From the series: 6 Ultimate Reasons Not To Be An Atheist?
#2 Atheists cannot believe there is objective moral law
To put the argument another way, humans can recognise the force of gravity because it exists. And even without knowing where gravity comes from, it doesn't change the fact that gravity is there. So it follows that an atheist can recognise an objective morality because an objective morality exists. But the nature of morality is unlike gravity, while gravity is a blind force morality is personal. So it follows that if there is objective morality in nature, then there must be a personal (i.e. interventionist) deity responsible.
So again to subject it to the established criteria, is objective moral law necessary for any particular world-view? And like with meaning, I think the answer is no. Again it's an appeal to consequences. We might desire objective moral law, society might even be contingent on having a moral law, but without objective moral law being necessary it doesn't reflect on the truth of whether there are interventionist deities.

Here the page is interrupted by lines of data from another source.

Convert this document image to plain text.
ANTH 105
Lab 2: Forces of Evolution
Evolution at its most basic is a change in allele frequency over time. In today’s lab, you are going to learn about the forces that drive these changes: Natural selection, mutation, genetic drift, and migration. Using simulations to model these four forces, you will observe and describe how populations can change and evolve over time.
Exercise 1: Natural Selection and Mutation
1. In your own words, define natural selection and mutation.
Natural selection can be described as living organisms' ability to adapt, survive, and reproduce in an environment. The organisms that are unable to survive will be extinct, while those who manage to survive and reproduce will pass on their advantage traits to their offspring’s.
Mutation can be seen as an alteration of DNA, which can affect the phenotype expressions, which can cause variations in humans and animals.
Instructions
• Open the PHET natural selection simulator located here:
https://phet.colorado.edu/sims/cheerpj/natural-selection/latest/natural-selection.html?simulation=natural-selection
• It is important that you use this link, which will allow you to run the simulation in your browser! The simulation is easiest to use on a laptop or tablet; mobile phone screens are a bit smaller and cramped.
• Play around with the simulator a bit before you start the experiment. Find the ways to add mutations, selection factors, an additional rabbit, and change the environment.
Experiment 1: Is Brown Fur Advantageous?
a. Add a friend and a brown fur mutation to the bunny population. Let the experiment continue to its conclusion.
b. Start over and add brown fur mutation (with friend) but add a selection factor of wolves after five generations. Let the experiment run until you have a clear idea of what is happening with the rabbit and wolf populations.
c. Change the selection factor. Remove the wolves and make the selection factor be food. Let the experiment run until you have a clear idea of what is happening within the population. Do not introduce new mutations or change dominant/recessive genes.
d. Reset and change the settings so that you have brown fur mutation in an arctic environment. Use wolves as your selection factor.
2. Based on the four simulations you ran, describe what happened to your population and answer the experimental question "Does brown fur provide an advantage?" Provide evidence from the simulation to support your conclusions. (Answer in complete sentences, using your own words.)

What reach does objective moral law have. Is it contingent on the human species existing? Once it exists, does it have any reach beyond our species? Take killing another for example, does it hold that it is objectively wrong for one man to kill another on the surface of Mars? What about at the centre of our galaxy? Or in the far reaches of the cosmos? I would contend not, that is to say morality is a local phenomenon entirely contingent on our existence.
The obvious does need to be pointed out, humans do indeed have an innate moral capacity, a sense of right and wrong and act on moral impulses. This however doesn't necessitate objective moral law any more than sexual attraction necessitates an objective form of what is attractive. I would say the argument ends here, but I would be remiss if I didn't explore the nature of the question further.
So how can a theist account for morality? The question that any theist needs to answer is what is known as The Euthyphro Dilemma, which goes "is it pious because it is loved by the gods or loved by the gods because it is pious". Or to put it in modern terms, is murder wrong because God says it's wrong or does God say murder is wrong because it is wrong? The first part of the dilemma puts any God-given morality as arbitrary, the latter means that any attempt to reconcile morality through God is begging the question.
The argument in this video comes in the form of an authority, that we can only have morality because of a higher authority (God) gave moral instruct. It seems that those who made the video take the first option, that it is obedience to an amoral entity - lest the argument go ad infinitum or falls into a circular definition.
In the video they fall into what Daniel Dennett calls greedy reductionism by the removal of any possible authority in the material world. After all, it's all just material - blind forces acting indiscriminately. One can't help but think back to Carl Sagan's Cosmos where he laid out the raw materials that make us. The point he's trying to make is that life is more than just the atoms that make it up.
This straw man continues in making an analogy with the chair. That we have no moral obligation not to break the chair as the chair has no personal connection to us. They neglect the obvious, the chair isn't an intelligent agent. The chair itself may not have a moral obligation, but if the chair was owned by a friend they wouldn't take "materialism means no obligation" as a valid excuse.
I'd go so far as to say that theism cannot account for morality, the appeals to authority make no sense for the same reason as it doesn't make it right if a leader of a country proclaims a moral dictum. This sense of objective morality is obedience, it's right for the same reason a parent is right when telling a child what to do. It's an infantile way of looking at what is morality, and given its importance to us as a species it is deserving of something better.
Which brings me to how an atheist can account for morality. I'm not going to argue for objective moral law, rather for how certain moral maxims fall out naturally and how we've come to regard some morals as near universals. And far from morality being an exercise in authority, it's something that comes from the self.
I can already hear the cries of moral subjectivism, yet this could only apply if humans lived in complete isolation. To go back to the chair example. If it were just an individual and the chair, then what is there to stop you from breaking it? Perhaps the consequences of having a broken chair. But if the chair was owned by another, then the relationship between the agent and the chair is changed. Breaking someone else's property could affect your relationship with them.
In there a rule emerges, purely out of the self. Acting in a particular way has consequences, and certain actions can help or hinder others and affect ones relationship to them. It stems from a recognition of one's relationship to the environment around them.
It doesn't end there, game theory can show stable survival strategies fall out of repeated interactions even when weighting is put towards "cheating". In the thought experiment of the prisoner's dilemma, at each interaction it pays to defect. But when the situation is put into repeated interaction, reciprocal altruism emerges as a dominant strategy even though against any one individual it can at best break even.
So what of maxims? While such behaviours like murder and lying are still present, too much of such elements and there is a breakdown of society. The murder rate cannot exceed the birth-rate, too much lying and there's the loss of a vital component of success and fostering relationships. While they are not absolute, they are as close as we can get to objective morality.
There's so much to say on this subject and very little space, so I'll just quickly say this. Evolution can give us a sound base as to why we are moral, but it can't prescribe morality. For such precepts like the golden rule, it can explain why we aspire to it but not why we should aspire to it. It's important to note that we have the capacity to take on ideas, and to think through actions to their perceived consequences. This capacity for knowledge of outcomes gives us the ability to learn from actions in the past and work towards our future.